I show animals that have teeth and jaws that can unhinge.
Afterwards students discuss and write their conclusion about how animals catch their food.
Students Summarize Deep Ocean Conditions and Their Animal Adaptation Hypotheses
"Turn and share with your table partner, the deep ocean conditions that all the animals deal with. Then look over your habitat page and see if there is anything else you want to add. "
Afterwards I pull popsicle sticks to call on a student to restate the ocean conditions to the class. I write these on the board. At this point I touch on temperature of the deep ocean.
From our observations, we saw that even though the animals had to deal with the same conditions, they all evolved their own way to adapt to those conditions! Amazing!
"I think there are many more animals to be discovered in the deep ocean. I would like you to design an animal that you think would survive in the deep ocean. Use your observations of the animals and your conclusions about what animals need to survive in the deep ocean to help you decide how your own deep sea creature should look like."

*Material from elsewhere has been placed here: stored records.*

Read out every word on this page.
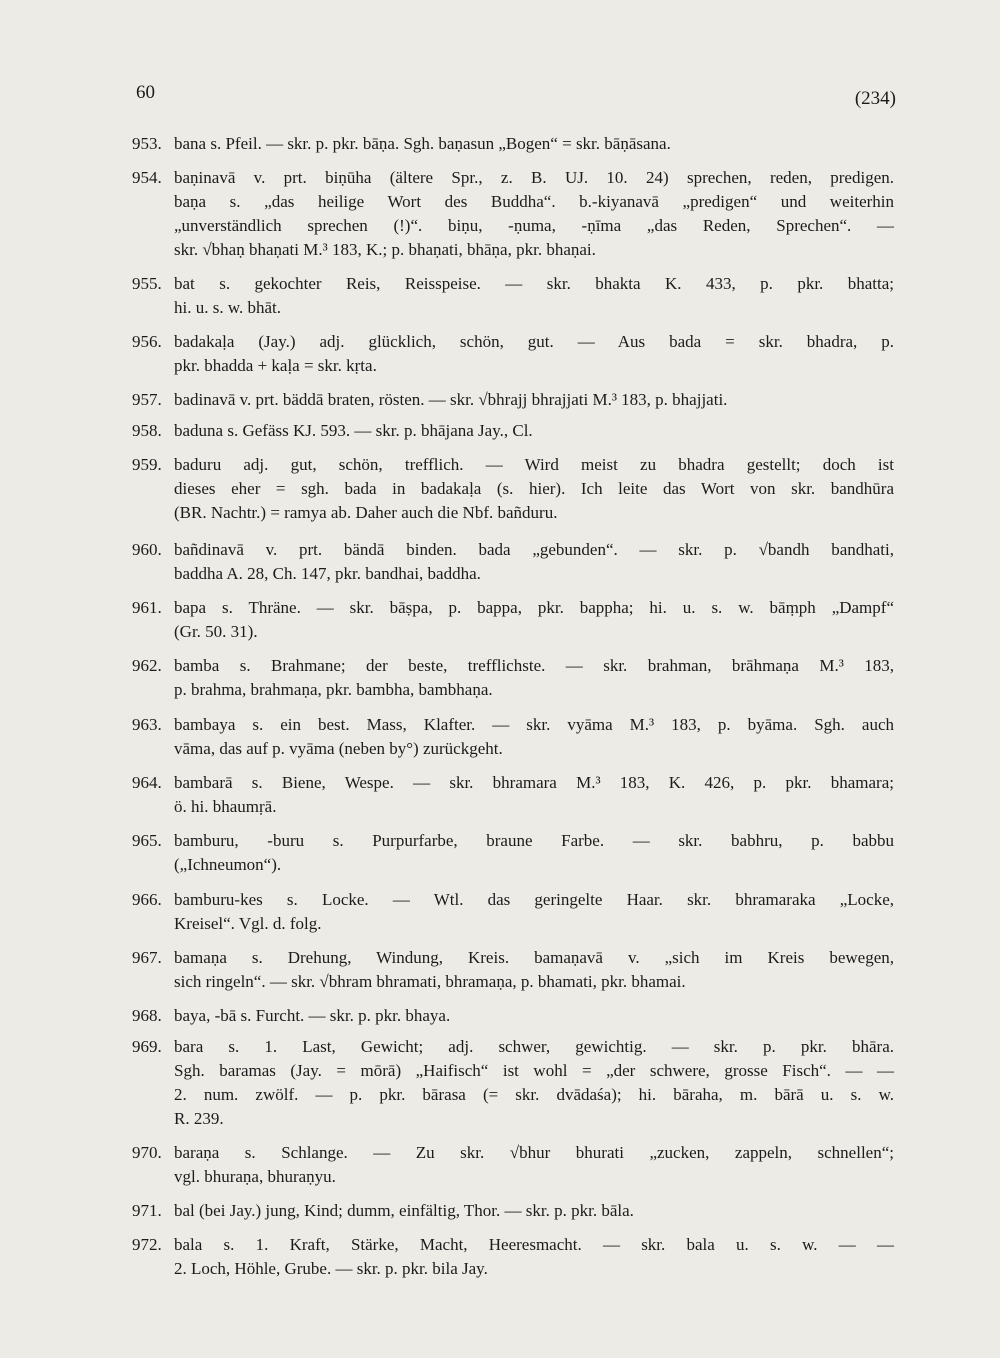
60	(234)
953. bana s. Pfeil. — skr. p. pkr. bāṇa. Sgh. baṇasun „Bogen“ = skr. bāṇāsana.
954. baṇinavā v. prt. biṇūha (ältere Spr., z. B. UJ. 10. 24) sprechen, reden, predigen.
baṇa s. „das heilige Wort des Buddha“. b.-kiyanavā „predigen“ und weiterhin
„unverständlich sprechen (!)“. biṇu, -ṇuma, -ṇīma „das Reden, Sprechen“. —
skr. √bhaṇ bhaṇati M.³ 183, K.; p. bhaṇati, bhāṇa, pkr. bhaṇai.
955. bat s. gekochter Reis, Reisspeise. — skr. bhakta K. 433, p. pkr. bhatta;
hi. u. s. w. bhāt.
956. badakaḷa (Jay.) adj. glücklich, schön, gut. — Aus bada = skr. bhadra, p.
pkr. bhadda + kaḷa = skr. kṛta.
957. badinavā v. prt. bäddā braten, rösten. — skr. √bhrajj bhrajjati M.³ 183, p. bhajjati.
958. baduna s. Gefäss KJ. 593. — skr. p. bhājana Jay., Cl.
959. baduru adj. gut, schön, trefflich. — Wird meist zu bhadra gestellt; doch ist
dieses eher = sgh. bada in badakaḷa (s. hier). Ich leite das Wort von skr. bandhūra
(BR. Nachtr.) = ramya ab. Daher auch die Nbf. bañduru.
960. bañdinavā v. prt. bändā binden. bada „gebunden“. — skr. p. √bandh bandhati,
baddha A. 28, Ch. 147, pkr. bandhai, baddha.
961. bapa s. Thräne. — skr. bāṣpa, p. bappa, pkr. bappha; hi. u. s. w. bāṃph „Dampf“
(Gr. 50. 31).
962. bamba s. Brahmane; der beste, trefflichste. — skr. brahman, brāhmaṇa M.³ 183,
p. brahma, brahmaṇa, pkr. bambha, bambhaṇa.
963. bambaya s. ein best. Mass, Klafter. — skr. vyāma M.³ 183, p. byāma. Sgh. auch
vāma, das auf p. vyāma (neben by°) zurückgeht.
964. bambarā s. Biene, Wespe. — skr. bhramara M.³ 183, K. 426, p. pkr. bhamara;
ö. hi. bhaumṛā.
965. bamburu, -buru s. Purpurfarbe, braune Farbe. — skr. babhru, p. babbu
(„Ichneumon“).
966. bamburu-kes s. Locke. — Wtl. das geringelte Haar. skr. bhramaraka „Locke,
Kreisel“. Vgl. d. folg.
967. bamaṇa s. Drehung, Windung, Kreis. bamaṇavā v. „sich im Kreis bewegen,
sich ringeln“. — skr. √bhram bhramati, bhramaṇa, p. bhamati, pkr. bhamai.
968. baya, -bā s. Furcht. — skr. p. pkr. bhaya.
969. bara s. 1. Last, Gewicht; adj. schwer, gewichtig. — skr. p. pkr. bhāra.
Sgh. baramas (Jay. = mōrā) „Haifisch“ ist wohl = „der schwere, grosse Fisch“. — —
2. num. zwölf. — p. pkr. bārasa (= skr. dvādaśa); hi. bāraha, m. bārā u. s. w.
R. 239.
970. baraṇa s. Schlange. — Zu skr. √bhur bhurati „zucken, zappeln, schnellen“;
vgl. bhuraṇa, bhuraṇyu.
971. bal (bei Jay.) jung, Kind; dumm, einfältig, Thor. — skr. p. pkr. bāla.
972. bala s. 1. Kraft, Stärke, Macht, Heeresmacht. — skr. bala u. s. w. — —
2. Loch, Höhle, Grube. — skr. p. pkr. bila Jay.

I pass out the worksheet for their deep ocean animal design.
"Your diagram should have labels that explain how your creature has adapted to the intense pressure and darkness of the aphotic zone and what helps it catch its prey."
I walk around the room to help students get started. I do not expect them to finish this part of the lesson at this time. I will plan time later in the week for them to finish their picture. These will be displayed in the classroom windows.